A great star came out as he drew near home. His path took him not
through the village, but behind it, near enough for him to hear the
barkings of the dogs and to smell upon the frosty air the scent of the
wood fires. The house was a great one for these parts. There was a
small gate-house before it, built by his father for dignity, with a lodge
on either side and an arch in the middle, and beyond this lay the short
road, straight and broad, that went up to the court of the house. This
court was, on three sides of it, buildings; the hall and the buttery and
the living-rooms in the midst, with the stables and falconry on the left,
and the servants' lodgings on the right; the fourth side, that which lay
opposite to the little gate-house, was a wall, with a great double gate in
it, hung on stone posts that had, each of them, a great stone dog that

held a blank shield. All this later part, the wall with the gate, the stables
and the servants' lodgings, as well as the gatehouse without, had been
built by the lad's father twenty years ago, to bring home his wife to; for,
until that time, the house had been but a little place, though built of
stone, and solid and good enough. The house stood half-way up the rise
of the hill, above the village, with woods about it and behind it; and it
was above these woods behind that the great star came out like a
diamond in enamel-work; and Robin looked at it, and fell to thinking of
Marjorie again, putting all other thoughts away. Then, as he rode
through into the court on to the cobbled stones, a man ran out from the
stable to take his mare from him.
"Master Babington is here," he said. "He came half an hour ago."
"He is in the hall?"
"Yes, sir; they are at supper."
* * * * *
The hall at Matstead was such as that of most esquires of means. Its
daïs was to the south end, and the buttery entrance and the screens to
the north, through which came the servers with the meat. In the midst
of the floor stood the reredos with the fire against it, and a round vent
overhead in the roof through which went the smoke and came the rain.

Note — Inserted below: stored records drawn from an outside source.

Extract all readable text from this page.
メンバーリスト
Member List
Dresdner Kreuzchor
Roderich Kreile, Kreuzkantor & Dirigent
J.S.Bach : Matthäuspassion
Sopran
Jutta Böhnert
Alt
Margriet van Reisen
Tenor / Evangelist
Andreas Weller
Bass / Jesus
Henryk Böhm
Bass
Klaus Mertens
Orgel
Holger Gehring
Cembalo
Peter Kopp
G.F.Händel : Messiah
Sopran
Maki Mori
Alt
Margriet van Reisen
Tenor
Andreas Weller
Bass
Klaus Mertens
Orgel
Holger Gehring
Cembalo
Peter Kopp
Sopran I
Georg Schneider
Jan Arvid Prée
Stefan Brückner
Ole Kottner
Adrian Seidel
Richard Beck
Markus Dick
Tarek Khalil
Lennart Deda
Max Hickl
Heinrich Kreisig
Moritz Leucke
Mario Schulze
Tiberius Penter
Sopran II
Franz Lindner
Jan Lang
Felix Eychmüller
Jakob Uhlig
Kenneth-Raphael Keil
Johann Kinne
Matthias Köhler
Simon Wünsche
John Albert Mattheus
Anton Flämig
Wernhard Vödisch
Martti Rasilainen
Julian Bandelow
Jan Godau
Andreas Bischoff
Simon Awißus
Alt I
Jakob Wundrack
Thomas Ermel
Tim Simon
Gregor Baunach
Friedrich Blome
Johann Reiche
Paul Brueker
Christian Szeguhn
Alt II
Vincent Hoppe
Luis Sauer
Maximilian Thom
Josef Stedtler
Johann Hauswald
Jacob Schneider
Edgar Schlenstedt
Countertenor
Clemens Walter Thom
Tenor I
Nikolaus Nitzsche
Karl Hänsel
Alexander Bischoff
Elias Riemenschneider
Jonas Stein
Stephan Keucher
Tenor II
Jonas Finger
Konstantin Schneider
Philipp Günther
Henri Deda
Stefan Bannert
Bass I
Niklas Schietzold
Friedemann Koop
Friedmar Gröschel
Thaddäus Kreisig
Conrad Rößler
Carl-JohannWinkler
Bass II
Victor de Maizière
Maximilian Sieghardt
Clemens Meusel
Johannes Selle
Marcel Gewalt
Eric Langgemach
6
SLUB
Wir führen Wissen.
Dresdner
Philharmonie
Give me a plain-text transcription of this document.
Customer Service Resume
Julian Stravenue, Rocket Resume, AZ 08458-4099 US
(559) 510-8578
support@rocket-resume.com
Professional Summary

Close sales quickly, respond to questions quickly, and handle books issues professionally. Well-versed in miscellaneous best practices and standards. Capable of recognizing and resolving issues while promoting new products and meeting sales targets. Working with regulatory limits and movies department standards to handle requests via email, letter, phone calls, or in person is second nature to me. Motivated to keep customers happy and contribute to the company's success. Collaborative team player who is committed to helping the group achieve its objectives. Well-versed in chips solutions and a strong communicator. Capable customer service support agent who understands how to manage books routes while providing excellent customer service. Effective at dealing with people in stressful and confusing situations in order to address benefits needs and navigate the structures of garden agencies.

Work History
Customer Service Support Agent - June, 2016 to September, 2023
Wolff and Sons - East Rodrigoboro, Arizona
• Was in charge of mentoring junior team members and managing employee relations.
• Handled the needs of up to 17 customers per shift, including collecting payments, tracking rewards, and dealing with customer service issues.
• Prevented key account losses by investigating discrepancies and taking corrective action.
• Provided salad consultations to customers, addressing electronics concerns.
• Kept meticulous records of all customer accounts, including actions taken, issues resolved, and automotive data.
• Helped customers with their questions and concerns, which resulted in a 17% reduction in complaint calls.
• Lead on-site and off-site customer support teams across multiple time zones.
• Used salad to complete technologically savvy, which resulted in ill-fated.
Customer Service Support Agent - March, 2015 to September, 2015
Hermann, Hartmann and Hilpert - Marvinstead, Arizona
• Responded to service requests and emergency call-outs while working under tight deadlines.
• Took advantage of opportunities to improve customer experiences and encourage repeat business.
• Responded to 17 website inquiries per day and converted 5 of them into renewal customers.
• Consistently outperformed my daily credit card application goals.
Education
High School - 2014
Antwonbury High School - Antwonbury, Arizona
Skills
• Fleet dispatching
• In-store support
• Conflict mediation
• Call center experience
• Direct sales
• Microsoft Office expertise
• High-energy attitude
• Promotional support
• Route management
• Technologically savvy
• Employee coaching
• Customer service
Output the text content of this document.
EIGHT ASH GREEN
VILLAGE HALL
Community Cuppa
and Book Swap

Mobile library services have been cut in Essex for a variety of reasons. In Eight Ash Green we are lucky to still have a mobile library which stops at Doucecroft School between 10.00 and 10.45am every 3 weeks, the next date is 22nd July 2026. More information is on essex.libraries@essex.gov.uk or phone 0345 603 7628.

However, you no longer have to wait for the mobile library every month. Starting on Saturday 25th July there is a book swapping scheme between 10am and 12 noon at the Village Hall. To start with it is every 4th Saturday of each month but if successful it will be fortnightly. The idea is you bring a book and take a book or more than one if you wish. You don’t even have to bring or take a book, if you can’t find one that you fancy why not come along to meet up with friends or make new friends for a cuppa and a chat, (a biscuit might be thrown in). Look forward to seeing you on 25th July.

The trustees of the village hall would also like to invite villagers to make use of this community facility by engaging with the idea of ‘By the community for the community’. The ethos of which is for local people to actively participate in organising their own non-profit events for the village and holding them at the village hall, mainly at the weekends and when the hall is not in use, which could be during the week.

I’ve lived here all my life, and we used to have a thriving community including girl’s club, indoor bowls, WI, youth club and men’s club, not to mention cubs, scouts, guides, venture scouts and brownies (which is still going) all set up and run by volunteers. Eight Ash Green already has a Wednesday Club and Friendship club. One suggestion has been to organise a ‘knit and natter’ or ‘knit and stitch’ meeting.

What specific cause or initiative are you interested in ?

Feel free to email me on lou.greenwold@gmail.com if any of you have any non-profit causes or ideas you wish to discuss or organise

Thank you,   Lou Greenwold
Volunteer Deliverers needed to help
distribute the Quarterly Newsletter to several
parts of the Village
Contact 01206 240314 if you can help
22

The tables stood down the hall, one on either side, with the master's
table at the daïs end set cross-ways. It was not a great hall, though that
was its name; it ran perhaps forty feet by twenty. It was lighted, not
only by the fire that burned there through the winter day and night, but
by eight torches in cressets that hung against the walls and sadly
smoked them; and the master's table was lighted by six candles, of
latten on common days and of silver upon festivals.